I heard from a legal expert recently that there’s a sort of code in court to enable fastidious barristers to enlighten the judge: if a defence barrister expresses her client’s remorse in particular terms, it means she is conveying to the judge that she herself is sceptical about it.

Probation officers and social workers, who are generally opposed to prison sentences, may well give formal assurances to the courts of their clients’ remorse, even if they are doubtful of it.

Dr David Green, director of the Civitas think tank, is certainly sceptical about the claims of remorse in the courts. “If we accept that the primary duty of barristers is to justice, then I think the legal profession in recent times has lost its way, morally speaking,” he said.

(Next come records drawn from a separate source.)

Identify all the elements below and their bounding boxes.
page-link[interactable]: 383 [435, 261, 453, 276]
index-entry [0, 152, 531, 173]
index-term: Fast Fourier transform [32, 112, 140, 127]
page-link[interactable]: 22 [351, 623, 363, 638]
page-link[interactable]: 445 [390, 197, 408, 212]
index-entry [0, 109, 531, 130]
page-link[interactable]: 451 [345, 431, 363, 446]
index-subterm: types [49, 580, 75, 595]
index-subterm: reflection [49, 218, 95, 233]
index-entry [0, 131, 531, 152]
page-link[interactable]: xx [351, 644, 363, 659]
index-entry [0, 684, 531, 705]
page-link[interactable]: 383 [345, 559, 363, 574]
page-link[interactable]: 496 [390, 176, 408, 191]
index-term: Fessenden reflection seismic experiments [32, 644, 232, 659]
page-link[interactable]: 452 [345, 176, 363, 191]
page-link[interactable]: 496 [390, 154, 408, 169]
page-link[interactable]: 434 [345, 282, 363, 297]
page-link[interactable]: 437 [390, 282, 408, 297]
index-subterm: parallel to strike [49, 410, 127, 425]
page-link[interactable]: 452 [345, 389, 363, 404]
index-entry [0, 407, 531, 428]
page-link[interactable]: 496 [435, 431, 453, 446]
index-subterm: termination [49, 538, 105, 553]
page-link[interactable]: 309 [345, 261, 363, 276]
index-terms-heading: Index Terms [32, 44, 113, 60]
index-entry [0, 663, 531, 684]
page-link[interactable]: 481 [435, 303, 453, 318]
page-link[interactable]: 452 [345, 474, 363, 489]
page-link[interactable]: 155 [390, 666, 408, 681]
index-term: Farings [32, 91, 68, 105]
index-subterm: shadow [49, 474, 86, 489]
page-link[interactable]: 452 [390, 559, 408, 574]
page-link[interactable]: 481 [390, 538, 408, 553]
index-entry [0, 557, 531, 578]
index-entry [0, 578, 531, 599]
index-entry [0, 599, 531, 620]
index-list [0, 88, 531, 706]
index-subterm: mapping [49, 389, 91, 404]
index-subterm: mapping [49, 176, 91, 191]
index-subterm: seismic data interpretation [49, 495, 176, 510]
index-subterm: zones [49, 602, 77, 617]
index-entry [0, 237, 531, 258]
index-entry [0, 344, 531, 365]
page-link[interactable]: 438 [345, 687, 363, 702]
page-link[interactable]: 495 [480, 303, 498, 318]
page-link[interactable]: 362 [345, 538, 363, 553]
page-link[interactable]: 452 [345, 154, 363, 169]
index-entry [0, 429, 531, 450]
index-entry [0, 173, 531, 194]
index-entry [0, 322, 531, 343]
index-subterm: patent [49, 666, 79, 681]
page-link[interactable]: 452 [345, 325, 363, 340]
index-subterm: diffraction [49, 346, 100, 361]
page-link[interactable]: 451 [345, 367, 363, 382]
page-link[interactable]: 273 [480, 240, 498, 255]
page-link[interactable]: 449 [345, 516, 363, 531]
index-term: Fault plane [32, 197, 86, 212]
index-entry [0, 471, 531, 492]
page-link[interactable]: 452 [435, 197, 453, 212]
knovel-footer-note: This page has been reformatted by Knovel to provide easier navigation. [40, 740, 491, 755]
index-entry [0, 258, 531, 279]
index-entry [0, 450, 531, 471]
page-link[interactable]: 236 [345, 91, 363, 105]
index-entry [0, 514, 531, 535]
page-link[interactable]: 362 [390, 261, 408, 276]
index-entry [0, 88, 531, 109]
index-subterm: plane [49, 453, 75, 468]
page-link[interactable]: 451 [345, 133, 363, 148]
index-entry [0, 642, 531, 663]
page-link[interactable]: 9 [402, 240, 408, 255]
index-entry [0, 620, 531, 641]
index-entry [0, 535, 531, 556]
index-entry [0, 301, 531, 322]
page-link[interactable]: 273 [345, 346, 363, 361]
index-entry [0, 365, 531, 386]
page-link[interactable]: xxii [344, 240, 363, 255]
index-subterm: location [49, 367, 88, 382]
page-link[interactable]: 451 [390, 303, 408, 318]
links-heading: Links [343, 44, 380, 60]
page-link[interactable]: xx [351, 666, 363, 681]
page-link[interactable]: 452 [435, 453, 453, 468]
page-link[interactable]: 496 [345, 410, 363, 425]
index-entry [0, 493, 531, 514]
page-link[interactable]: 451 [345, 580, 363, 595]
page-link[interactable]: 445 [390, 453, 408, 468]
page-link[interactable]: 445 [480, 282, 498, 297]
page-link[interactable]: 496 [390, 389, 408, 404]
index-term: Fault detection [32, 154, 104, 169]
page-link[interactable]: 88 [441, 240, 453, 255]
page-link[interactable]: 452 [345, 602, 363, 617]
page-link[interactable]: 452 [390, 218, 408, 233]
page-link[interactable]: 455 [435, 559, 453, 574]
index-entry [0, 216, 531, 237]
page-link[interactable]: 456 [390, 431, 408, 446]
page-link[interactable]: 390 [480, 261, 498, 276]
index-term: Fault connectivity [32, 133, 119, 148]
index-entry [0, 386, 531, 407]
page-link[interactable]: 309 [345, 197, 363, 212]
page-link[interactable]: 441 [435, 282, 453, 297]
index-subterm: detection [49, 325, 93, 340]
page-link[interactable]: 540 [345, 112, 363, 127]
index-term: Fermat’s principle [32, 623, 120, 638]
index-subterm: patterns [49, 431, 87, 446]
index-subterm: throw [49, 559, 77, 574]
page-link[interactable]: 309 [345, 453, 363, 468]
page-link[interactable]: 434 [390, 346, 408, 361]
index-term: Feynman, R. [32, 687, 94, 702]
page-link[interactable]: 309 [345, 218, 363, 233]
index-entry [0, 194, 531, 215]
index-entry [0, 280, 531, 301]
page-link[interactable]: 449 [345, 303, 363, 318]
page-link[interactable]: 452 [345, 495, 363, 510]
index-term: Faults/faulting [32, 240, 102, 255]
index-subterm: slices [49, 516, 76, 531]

“A lot of lawyers coach their clients in what to say to help them give plausibility to their pretended remorse … On questions of guilt and innocence generally, I suspect many lawyers do now sail very close to the wind in presenting their clients’ cases to the courts.”

If protestations of remorse are so prone to abuse, perhaps sentencing guidelines ought to be reconsidered yet again. Perhaps remorse ought not to be a mitigating factor in serious crimes of violence such as GBH, except in unusual situations where it is unmistakably present. At the very least there should be much heavier requirements of proof. But, more broadly, this miserable case brings up most of the usual questions that anger the public about sentencing and about villains not being sent to jail.

A maximum of five years — in effect 2Å — does not seem enough for beating a man half to death, and senselessly. In any case, the number of people convicted of serious, prison-worthy crimes who are now let off with suspended sentences has rocketed since Labour’s 2003 Criminal Justice Act came into force in 2005. It is getting bigger under the coalition. In 2005, of all such prison-worthy convictions, only 1.8% of convicts were given suspended sentences (5,610 people). In 2010 the figure was 9.8%, which means 34,176 serious offenders, some of them like Chrapkowski, were at large instead of in jail.

What the public knows is that the jails are full of the wrong people — the mentally ill, addicts, self-harmers, people of low intelligence and the illiterate. These people need quite different treatment. Yet what it sees is that dangerous people, who without any doubt ought to be in jail, are let loose.

Whatever it is, it doesn’t look like justice being done.